El Mayordomo Lowell, que estaba fertilizando las plantas, rápidamente dejó el cubo de fertilizante para ayudar con las cosas.
—Señorita Linden, ¿compró tantas cosas?
—Sí, toda ropa de temporada.
Mayordomo Lowell, también compré regalos para usted y la Tía Lowell.
—Oh cielos, Señorita Linden, ¿por qué molestarse?
Nosotros dos ancianos tenemos ropa que ponernos.
—Es el cambio de estación, todos reciben algo.
—Señorita Linden, ¿dónde está Daisy?
—Acaba de llevar ropa a mis padres, está al lado jugando con Laura.
Las personas que ahora la rodeaban eran todas amables y cariñosas con ella.
Ya sea Leo Sutton, Gabriel Chaucer, Catherine Armstrong, o el Mayordomo y la Tía Lowell, y Gordon Lowell, y Hector Chaucer.
Cada uno se sentía como familia para ella.
Así que, antes de que el clima se volviera completamente fresco, compró ropa de temporada para todos.
Mirando las vibrantes flores de lisianthus en el patio, Tiana se sintió contenta.
—Mayordomo Lowell, ¡las flores que ha plantado son tan hermosas!
El Mayordomo Lowell se rió.
—Solo las fertilizo ocasionalmente, en realidad, la mayor parte del tiempo es el Sr.
Chaucer quien cuida estos lisianthus porque sabe que usted los ama, Señorita Linden.
Mirando ese mar de flores, cada flor de lisianthus era radiante.
Se mecían con la luz del atardecer, bailando en el viento.
Tiana también cayó en una breve contemplación, recordando el abrazo de hace tres días, el beso de hace cuatro días…
Cuando Hector la besó, era obviamente inexperto, tímido como un chico que apenas entraba en la adolescencia.
Mirando cada lisianthus meciéndose en la brisa, Tiana no pudo evitar preguntarse: ¿qué sentía exactamente Hector por ella?
En ese momento, un vehículo todoterreno entró apresuradamente en el patio.
Antes de llegar al garaje, se detuvo repentinamente.
Tiana vio cómo Gordon Lowell ayudaba al sonrojado Hector a salir del coche, y ella rápidamente se acercó para ayudar.
Sosteniendo el brazo de Hector, a través de una capa de camisa negra, Tiana podía sentir su cuerpo ardiendo, aterradoramente caliente.

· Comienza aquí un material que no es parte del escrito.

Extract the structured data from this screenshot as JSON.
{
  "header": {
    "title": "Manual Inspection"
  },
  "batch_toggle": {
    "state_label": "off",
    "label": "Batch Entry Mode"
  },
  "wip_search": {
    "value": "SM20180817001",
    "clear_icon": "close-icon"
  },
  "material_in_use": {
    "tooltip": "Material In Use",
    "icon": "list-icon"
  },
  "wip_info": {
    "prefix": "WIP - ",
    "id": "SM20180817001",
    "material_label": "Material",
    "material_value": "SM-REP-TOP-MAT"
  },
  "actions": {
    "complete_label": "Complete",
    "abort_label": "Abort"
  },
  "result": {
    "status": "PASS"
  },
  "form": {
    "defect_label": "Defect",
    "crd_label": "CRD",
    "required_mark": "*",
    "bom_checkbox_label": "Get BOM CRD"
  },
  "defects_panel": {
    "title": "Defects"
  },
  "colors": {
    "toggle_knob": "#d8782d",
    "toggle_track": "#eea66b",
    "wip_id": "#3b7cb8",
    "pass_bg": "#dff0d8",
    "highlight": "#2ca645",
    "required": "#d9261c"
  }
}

—Gordon, ¿por qué Hector está tan caliente por todas partes?
—Hablemos dentro —dijo Gordon Lowell.
Los dos lograron llevar a Hector a la habitación.
Detrás de ellos, la preocupada Tía y el Mayordomo Lowell hacían preguntas sin parar.

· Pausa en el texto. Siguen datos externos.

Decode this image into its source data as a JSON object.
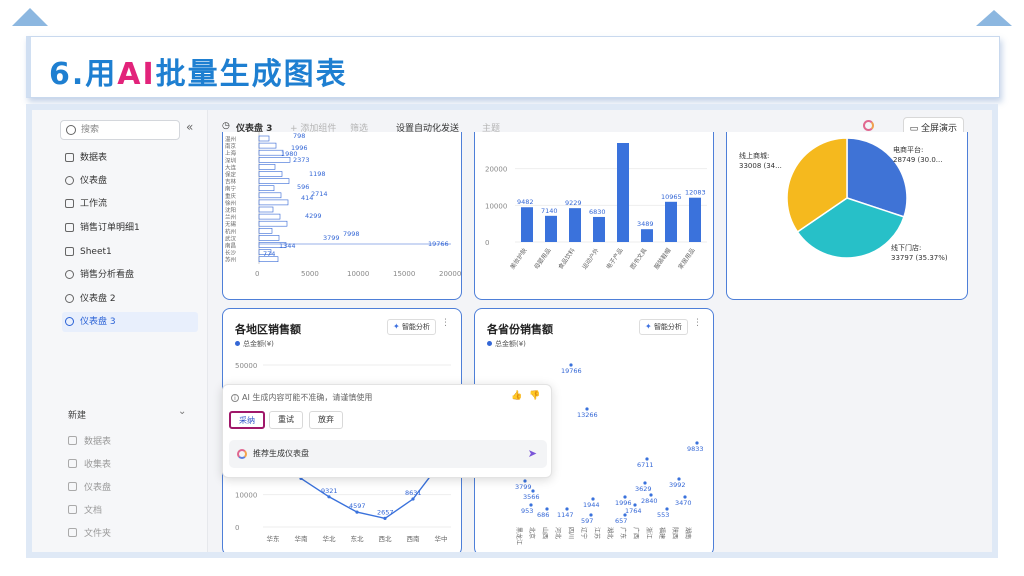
{
  "slide": {
    "title_prefix": "6.用",
    "title_ai": "AI",
    "title_suffix": "批量生成图表"
  },
  "sidebar": {
    "search_placeholder": "搜索",
    "collapse": "«",
    "items": [
      {
        "label": "数据表",
        "icon": "table-icon"
      },
      {
        "label": "仪表盘",
        "icon": "dashboard-icon"
      },
      {
        "label": "工作流",
        "icon": "workflow-icon"
      },
      {
        "label": "销售订单明细1",
        "icon": "table-icon"
      },
      {
        "label": "Sheet1",
        "icon": "table-icon"
      },
      {
        "label": "销售分析看盘",
        "icon": "dashboard-icon"
      },
      {
        "label": "仪表盘 2",
        "icon": "dashboard-icon"
      },
      {
        "label": "仪表盘 3",
        "icon": "dashboard-icon",
        "active": true
      }
    ],
    "new_label": "新建",
    "new_items": [
      "数据表",
      "收集表",
      "仪表盘",
      "文档",
      "文件夹"
    ]
  },
  "toolbar": {
    "dashboard_name": "仪表盘 3",
    "add_component": "+ 添加组件",
    "filter": "筛选",
    "automation": "设置自动化发送",
    "theme": "主题",
    "fullscreen": "全屏演示"
  },
  "cards": {
    "bar_h": {
      "cities": [
        "温州",
        "南京",
        "上海",
        "深圳",
        "大连",
        "保定",
        "吉林",
        "南宁",
        "重庆",
        "徐州",
        "沈阳",
        "兰州",
        "无锡",
        "杭州",
        "武汉",
        "南昌",
        "长沙",
        "苏州"
      ],
      "labels": [
        "774",
        "1344",
        "7998",
        "19766",
        "2714",
        "1198",
        "2373",
        "1980",
        "1996",
        "798",
        "596",
        "414",
        "3799",
        "4299"
      ],
      "xticks": [
        "0",
        "5000",
        "10000",
        "15000",
        "20000"
      ]
    },
    "bar_v": {
      "yticks": [
        "0",
        "10000",
        "20000"
      ],
      "values_labels": [
        "9482",
        "7140",
        "9229",
        "6830",
        "3489",
        "10965",
        "12083"
      ],
      "categories": [
        "美妆护肤",
        "母婴用品",
        "食品饮料",
        "运动户外",
        "电子产品",
        "图书文具",
        "服装鞋帽",
        "家居用品"
      ]
    },
    "pie": {
      "labels": [
        "线上商城:",
        "33008 (34...",
        "电商平台:",
        "28749 (30.0...",
        "线下门店:",
        "33797 (35.37%)"
      ]
    },
    "region": {
      "title": "各地区销售额",
      "smart": "智能分析",
      "legend": "总金额(¥)",
      "yticks": [
        "0",
        "10000",
        "50000"
      ],
      "categories": [
        "华东",
        "华南",
        "华北",
        "东北",
        "西北",
        "西南",
        "华中"
      ],
      "point_labels": [
        "9321",
        "4597",
        "2657",
        "8631"
      ]
    },
    "province": {
      "title": "各省份销售额",
      "smart": "智能分析",
      "legend": "总金额(¥)",
      "point_labels": [
        "19766",
        "13266",
        "9833",
        "6711",
        "3629",
        "3992",
        "3799",
        "3566",
        "2840",
        "3470",
        "1944",
        "1996",
        "953",
        "686",
        "1147",
        "597",
        "657",
        "1764",
        "553"
      ],
      "xlabels": [
        "黑龙江",
        "北京",
        "山西",
        "河北",
        "四川",
        "辽宁",
        "江苏",
        "湖北",
        "广东",
        "广西",
        "浙江",
        "福建",
        "陕西",
        "湖南"
      ]
    }
  },
  "popup": {
    "warning": "AI 生成内容可能不准确，请谨慎使用",
    "accept": "采纳",
    "retry": "重试",
    "discard": "放弃",
    "suggest": "推荐生成仪表盘"
  },
  "chart_data": [
    {
      "type": "bar",
      "title": "",
      "categories": [
        "美妆护肤",
        "母婴用品",
        "食品饮料",
        "运动户外",
        "电子产品",
        "图书文具",
        "服装鞋帽",
        "家居用品"
      ],
      "values": [
        9482,
        7140,
        9229,
        6830,
        27000,
        3489,
        10965,
        12083
      ],
      "ylim": [
        0,
        30000
      ]
    },
    {
      "type": "pie",
      "categories": [
        "电商平台",
        "线下门店",
        "线上商城"
      ],
      "values": [
        28749,
        33797,
        33008
      ],
      "colors": [
        "#3f73d6",
        "#27c0c8",
        "#f5b91e"
      ]
    },
    {
      "type": "line",
      "title": "各地区销售额",
      "categories": [
        "华东",
        "华南",
        "华北",
        "东北",
        "西北",
        "西南",
        "华中"
      ],
      "values": [
        22000,
        15000,
        9321,
        4597,
        2657,
        8631,
        20000
      ],
      "ylim": [
        0,
        50000
      ]
    }
  ]
}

Gordon y Tiana acostaron a Hector en la cama, luego sacaron al Mayordomo y a la Tía Lowell.
—Papá, Mamá, por favor salgan por ahora.
La habitación ahora solo tenía a Tiana, Hector y Gordon Lowell.
Gordon le explicó toda la historia a Tiana, y luego con ojos suplicantes, miró a Tiana.

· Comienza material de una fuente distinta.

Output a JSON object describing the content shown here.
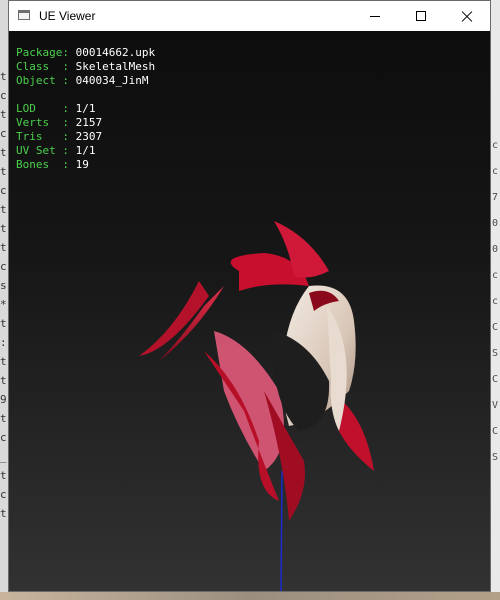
{
  "window": {
    "title": "UE Viewer"
  },
  "info": {
    "package_label": "Package: ",
    "package": "00014662.upk",
    "class_label": "Class  : ",
    "class": "SkeletalMesh",
    "object_label": "Object : ",
    "object": "040034_JinM",
    "lod_label": "LOD    : ",
    "lod": "1/1",
    "verts_label": "Verts  : ",
    "verts": "2157",
    "tris_label": "Tris   : ",
    "tris": "2307",
    "uvset_label": "UV Set : ",
    "uvset": "1/1",
    "bones_label": "Bones  : ",
    "bones": "19"
  },
  "background": {
    "left_glyphs": [
      "t",
      "c",
      "t",
      "c",
      "t",
      "t",
      "c",
      "t",
      "t",
      "t",
      "c",
      "s",
      "*",
      "t",
      ":",
      "t",
      "t",
      "9",
      "t",
      "c",
      "_",
      "t",
      "c",
      "t"
    ],
    "right_glyphs": [
      "c",
      "c",
      "7",
      "0",
      "0",
      "c",
      "c",
      "C",
      "S",
      "C",
      "V",
      "C",
      "S"
    ]
  },
  "icons": [
    "app-icon",
    "minimize-icon",
    "maximize-icon",
    "close-icon"
  ],
  "colors": {
    "label": "#4cd04c",
    "value": "#ffffff",
    "feather": "#c8102e",
    "mask": "#e8dcd0"
  }
}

—Señorita Linden, se lo estoy pidiendo, este asunto solo puede ser usted.
Gordon dudó.
Sabía que el Patriarca no soportaría que la Señorita Linden sufriera ninguna afrenta, y no la forzaría.
Así que, añadió:
—Señorita Linden, si no está dispuesta, solo salga y cierre la puerta.
—Pero, espero que pueda cuidar de nuestro Patriarca, por favor.
Con eso, Gordon cerró la puerta y se marchó.
Tiana, todavía procesándolo todo, estaba aturdida junto a la cama.
—No, esto…
Antes de que pudiera reaccionar, un brazo ardiente envolvió su esbelta cintura, arrastrándola hacia la suave cama.